Teen Helps Build Firefox Web Browser
By age 10, Blake Ross was designing Web pages on America Online.
By 14, after mastering complex programming languages such as C++, he was fixing bugs in Netscape's Web browser from home, a hobby that landed him a job offer. "What, at the local store or something?" David Ross remembered thinking when his son told him. No, at Netscape Communications Corp.
[Download Firefox Here]
Ross, now 19, a sophomore computer science major at Stanford University, has an even more impressive resume than most of his peers. Before graduating high school, he helped develop Firefox.
Colleagues who worked with Ross only online were surprised when they met him to find "a scrawny 15-year-old kid," recalled Chris Hofmann, engineering director at the Mozilla Foundation.

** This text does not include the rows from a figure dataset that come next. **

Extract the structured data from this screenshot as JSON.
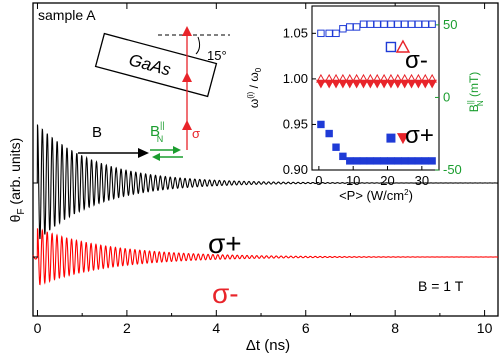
{
  "chart_data": [
    {
      "type": "line",
      "xlabel": "Δt (ns)",
      "ylabel": "θF (arb. units)",
      "ylabel_main": "θ",
      "ylabel_sub": "F",
      "ylabel_rest": " (arb. units)",
      "xlim": [
        -0.1,
        10.3
      ],
      "x_ticks": [
        0,
        2,
        4,
        6,
        8,
        10
      ],
      "series": [
        {
          "name": "σ+",
          "color": "#000000",
          "offset": 1,
          "amplitude": 0.9,
          "period_ns": 0.11,
          "decay_ns": 1.3,
          "start_ns": -0.1,
          "pump_ns": 0.0
        },
        {
          "name": "σ-",
          "color": "#ff0000",
          "offset": 0,
          "amplitude": 0.55,
          "period_ns": 0.109,
          "decay_ns": 1.6,
          "start_ns": -0.1,
          "pump_ns": 0.0
        }
      ],
      "annotations": {
        "sample": "sample A",
        "field": "B = 1 T",
        "sigma_plus": "σ+",
        "sigma_minus": "σ-",
        "schematic": {
          "crystal": "GaAs",
          "angle": "15°",
          "b_label": "B",
          "bn_main": "B",
          "bn_sup": "||",
          "bn_sub": "N",
          "sigma": "σ"
        }
      }
    },
    {
      "type": "scatter",
      "xlabel": "<P> (W/cm²)",
      "xlabel_main": "<P> (W/cm",
      "xlabel_sup": "2",
      "xlabel_end": ")",
      "ylabel": "ω(i)/ω0",
      "ylabel_main": "ω",
      "ylabel_sup": "(i)",
      "ylabel_mid": " / ω",
      "ylabel_sub": "0",
      "y2label": "B||N (mT)",
      "y2label_main": "B",
      "y2label_sup": "||",
      "y2label_sub": "N",
      "y2label_rest": " (mT)",
      "xlim": [
        -2,
        35
      ],
      "ylim": [
        0.9,
        1.08
      ],
      "y2lim": [
        -50,
        63
      ],
      "x_ticks": [
        0,
        10,
        20,
        30
      ],
      "y_ticks": [
        0.9,
        0.95,
        1.0,
        1.05
      ],
      "y_tick_labels": [
        "0.90",
        "0.95",
        "1.00",
        "1.05"
      ],
      "y2_ticks": [
        -50,
        0,
        50
      ],
      "y2_tick_labels": [
        "-50",
        "0",
        "50"
      ],
      "labels": {
        "sigma_minus": "σ-",
        "sigma_plus": "σ+"
      },
      "series": [
        {
          "name": "σ- ω(1)/ω0",
          "marker": "square-open",
          "color": "#1f3bd6",
          "x": [
            0.6,
            3,
            5,
            7,
            9,
            11,
            13,
            15,
            17,
            19,
            21,
            23,
            25,
            27,
            29,
            31,
            33
          ],
          "y": [
            1.05,
            1.05,
            1.05,
            1.055,
            1.057,
            1.057,
            1.06,
            1.06,
            1.06,
            1.06,
            1.06,
            1.06,
            1.06,
            1.06,
            1.06,
            1.06,
            1.06
          ]
        },
        {
          "name": "σ+ ω(1)/ω0",
          "marker": "square-filled",
          "color": "#1f3bd6",
          "x": [
            0.6,
            3,
            5,
            7,
            9,
            11,
            13,
            15,
            17,
            19,
            21,
            23,
            25,
            27,
            29,
            31,
            33
          ],
          "y": [
            0.95,
            0.94,
            0.925,
            0.915,
            0.91,
            0.91,
            0.91,
            0.91,
            0.91,
            0.91,
            0.91,
            0.91,
            0.91,
            0.91,
            0.91,
            0.91,
            0.91
          ]
        },
        {
          "name": "σ- ω(2)/ω0",
          "marker": "triangle-up-open",
          "color": "#e8242a",
          "x": [
            0.6,
            3,
            5,
            7,
            9,
            11,
            13,
            15,
            17,
            19,
            21,
            23,
            25,
            27,
            29,
            31,
            33
          ],
          "y": [
            1.0,
            1.0,
            1.0,
            1.0,
            1.0,
            1.0,
            1.0,
            1.0,
            1.0,
            1.0,
            1.0,
            1.0,
            1.0,
            1.0,
            1.0,
            1.0,
            1.0
          ]
        },
        {
          "name": "σ+ ω(2)/ω0",
          "marker": "triangle-down-filled",
          "color": "#e8242a",
          "x": [
            0.6,
            3,
            5,
            7,
            9,
            11,
            13,
            15,
            17,
            19,
            21,
            23,
            25,
            27,
            29,
            31,
            33
          ],
          "y": [
            0.995,
            0.995,
            0.995,
            0.995,
            0.995,
            0.995,
            0.995,
            0.995,
            0.995,
            0.995,
            0.995,
            0.995,
            0.995,
            0.995,
            0.995,
            0.995,
            0.995
          ]
        }
      ],
      "legend_markers": [
        {
          "marker": "square-open",
          "color": "#1f3bd6",
          "x": 21,
          "y": 1.035
        },
        {
          "marker": "triangle-up-open",
          "color": "#e8242a",
          "x": 24.5,
          "y": 1.035
        },
        {
          "marker": "square-filled",
          "color": "#1f3bd6",
          "x": 21,
          "y": 0.935
        },
        {
          "marker": "triangle-down-filled",
          "color": "#e8242a",
          "x": 24.5,
          "y": 0.935
        }
      ]
    }
  ]
}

To take an internship at Netscape during the summer of 2001, Ross moved with his mother to a rented apartment near Netscape's offices in Mountain View, Calif. She drove him to work each morning.

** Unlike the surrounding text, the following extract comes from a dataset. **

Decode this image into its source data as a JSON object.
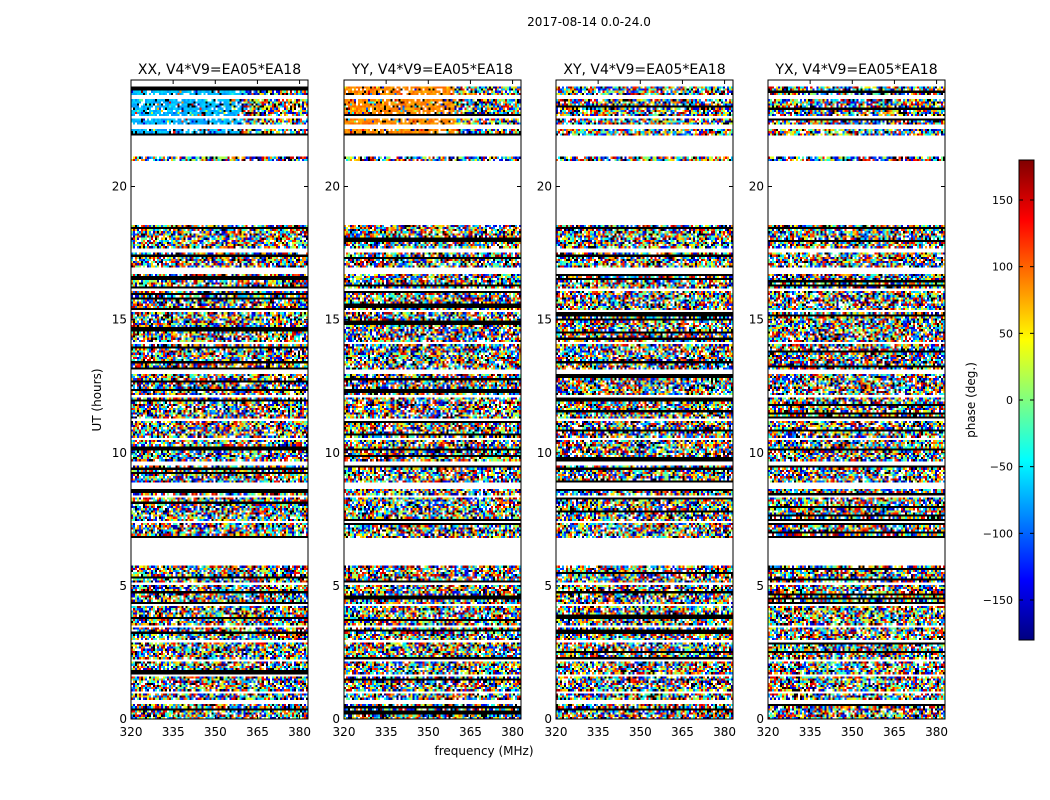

America Online Inc., which bought Netscape in 1999, was trying to resurrect the once-mighty Netscape browser. AOL added features, but they bogged down the software and reduced performance, Ross said in recent interviews by e-mail and at his parents' condo in Key Biscayne, a Miami suburb.
At 17, Ross and another Netscape programmer, David Hyatt, started a side project that became Firefox. They wanted to strip down Netscape and the Mozilla suite on which it is based. By reducing the software to its browsing basics, they figured it would run more efficiently.